Rodgers keeps himself in excellent shape, and there seems to be little reason to believe that these issues are a sign of any sort of major long-term problem. However, his injury status will bear monitoring in 2016.
Backup: Scott Tolzien
Tolzien saw only mop-up duty in a handful of games, with his only extended action coming in the blowout loss to the Cardinals in week 16. He was sacked once in that game and completed his only pass of the year for four yards.
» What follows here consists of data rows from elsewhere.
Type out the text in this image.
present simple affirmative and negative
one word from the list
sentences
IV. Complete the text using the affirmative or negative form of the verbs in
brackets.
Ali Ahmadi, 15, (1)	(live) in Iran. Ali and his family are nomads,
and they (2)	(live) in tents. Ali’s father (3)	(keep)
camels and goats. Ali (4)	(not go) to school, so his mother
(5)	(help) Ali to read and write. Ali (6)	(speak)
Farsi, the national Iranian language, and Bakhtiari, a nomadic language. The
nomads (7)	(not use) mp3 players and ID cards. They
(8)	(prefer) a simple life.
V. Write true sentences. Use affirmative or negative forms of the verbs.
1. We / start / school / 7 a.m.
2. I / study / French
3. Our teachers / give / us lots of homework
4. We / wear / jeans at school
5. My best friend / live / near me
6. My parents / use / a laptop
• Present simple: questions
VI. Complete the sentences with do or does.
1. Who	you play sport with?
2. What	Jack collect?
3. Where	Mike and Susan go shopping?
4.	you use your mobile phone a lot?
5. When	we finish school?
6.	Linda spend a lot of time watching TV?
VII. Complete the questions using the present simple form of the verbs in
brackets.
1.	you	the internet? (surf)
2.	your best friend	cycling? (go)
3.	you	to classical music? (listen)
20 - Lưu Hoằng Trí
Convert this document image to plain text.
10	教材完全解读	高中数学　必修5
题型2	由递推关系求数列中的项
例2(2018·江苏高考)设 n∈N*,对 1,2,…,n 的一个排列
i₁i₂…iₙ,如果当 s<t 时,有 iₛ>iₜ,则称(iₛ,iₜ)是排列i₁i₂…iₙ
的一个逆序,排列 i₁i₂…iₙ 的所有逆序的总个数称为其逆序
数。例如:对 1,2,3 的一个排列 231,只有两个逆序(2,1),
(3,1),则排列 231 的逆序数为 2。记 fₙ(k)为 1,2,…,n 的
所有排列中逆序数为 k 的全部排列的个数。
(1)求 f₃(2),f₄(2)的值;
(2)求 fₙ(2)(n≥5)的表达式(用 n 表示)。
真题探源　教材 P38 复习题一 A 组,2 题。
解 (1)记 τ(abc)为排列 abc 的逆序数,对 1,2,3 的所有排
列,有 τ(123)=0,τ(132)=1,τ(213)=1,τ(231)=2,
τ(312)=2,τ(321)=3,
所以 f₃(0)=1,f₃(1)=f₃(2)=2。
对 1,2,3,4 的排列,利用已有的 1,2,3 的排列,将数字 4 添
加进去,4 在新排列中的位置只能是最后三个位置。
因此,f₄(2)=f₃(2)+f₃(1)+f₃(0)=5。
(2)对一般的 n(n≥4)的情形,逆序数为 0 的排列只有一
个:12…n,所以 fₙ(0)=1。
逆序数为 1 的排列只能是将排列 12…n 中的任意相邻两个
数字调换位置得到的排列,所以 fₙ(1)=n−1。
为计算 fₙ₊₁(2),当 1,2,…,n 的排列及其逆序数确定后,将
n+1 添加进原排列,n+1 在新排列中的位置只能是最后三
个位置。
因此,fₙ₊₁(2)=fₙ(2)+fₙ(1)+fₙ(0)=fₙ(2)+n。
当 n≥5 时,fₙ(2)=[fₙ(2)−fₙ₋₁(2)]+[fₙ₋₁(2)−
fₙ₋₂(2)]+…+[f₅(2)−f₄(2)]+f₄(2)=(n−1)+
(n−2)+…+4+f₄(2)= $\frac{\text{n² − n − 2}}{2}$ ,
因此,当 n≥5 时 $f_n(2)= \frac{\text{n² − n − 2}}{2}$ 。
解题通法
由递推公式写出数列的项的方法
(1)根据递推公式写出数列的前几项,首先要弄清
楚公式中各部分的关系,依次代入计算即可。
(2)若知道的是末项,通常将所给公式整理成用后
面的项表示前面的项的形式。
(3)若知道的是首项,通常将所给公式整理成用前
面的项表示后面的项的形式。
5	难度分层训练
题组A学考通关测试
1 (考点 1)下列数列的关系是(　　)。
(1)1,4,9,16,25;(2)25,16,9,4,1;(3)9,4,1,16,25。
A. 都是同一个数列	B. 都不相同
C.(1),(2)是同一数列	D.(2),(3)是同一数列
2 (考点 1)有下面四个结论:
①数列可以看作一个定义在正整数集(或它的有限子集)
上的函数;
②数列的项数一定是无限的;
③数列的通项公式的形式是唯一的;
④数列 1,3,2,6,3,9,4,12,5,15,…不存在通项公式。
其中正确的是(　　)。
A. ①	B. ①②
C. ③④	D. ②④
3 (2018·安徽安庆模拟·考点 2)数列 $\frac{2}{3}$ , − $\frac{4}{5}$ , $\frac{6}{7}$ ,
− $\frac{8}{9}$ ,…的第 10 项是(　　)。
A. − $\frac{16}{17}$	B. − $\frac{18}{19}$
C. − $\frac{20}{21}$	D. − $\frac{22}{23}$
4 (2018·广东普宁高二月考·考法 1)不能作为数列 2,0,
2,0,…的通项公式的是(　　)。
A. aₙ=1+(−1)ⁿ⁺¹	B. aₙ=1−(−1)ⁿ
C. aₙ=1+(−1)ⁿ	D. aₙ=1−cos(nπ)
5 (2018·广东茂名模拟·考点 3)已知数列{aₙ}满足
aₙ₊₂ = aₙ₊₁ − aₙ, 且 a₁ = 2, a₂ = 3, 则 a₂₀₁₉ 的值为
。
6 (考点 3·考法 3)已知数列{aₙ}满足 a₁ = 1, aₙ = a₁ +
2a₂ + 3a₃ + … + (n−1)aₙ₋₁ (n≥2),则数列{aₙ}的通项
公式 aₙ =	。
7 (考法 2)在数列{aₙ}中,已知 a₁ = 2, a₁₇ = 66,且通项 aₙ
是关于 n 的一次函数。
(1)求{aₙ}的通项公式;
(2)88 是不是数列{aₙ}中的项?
Third-String: Brett Hundley
Hundley's quick study from OTAs to training camp was evident, and a series of solid preseason performances gave way to a breakout game against New Orleans in the final preseason game. Going into his second year, Hundley will likely be given every opportunity to take hold of the Packers' backup job, even if Tolzien returns, and if he plays well the Packers may choose to stick with just two quarterbacks on the 53-man roster again.
Position Grade: C-
We are grading on a curve here, and Rodgers is justifiably held to a higher standard than just about any other quarterback in the league. He certainly did not play up to that standard this season, as one look at his numbers show. Still, the mitigating circumstances of offensive line and wide receiver issues as well as the uncertainty surrounding his own knee issue all contributed to it, and compared to the rest of the starting quarterbacks around the league he
The other reason Rodgers' performance stays out of the D or F range is because of Rodgers' leadership ability and the frequency with which he seemed to will his team back into games. While not the most impressive season overall, it did provide two of the most incredible plays in recent memory: a pair of Hail Mary touchdowns, including one in the postseason to send a playoff game to overtime. It was a season Packers fans will not soon forget, for both good reasons and bad.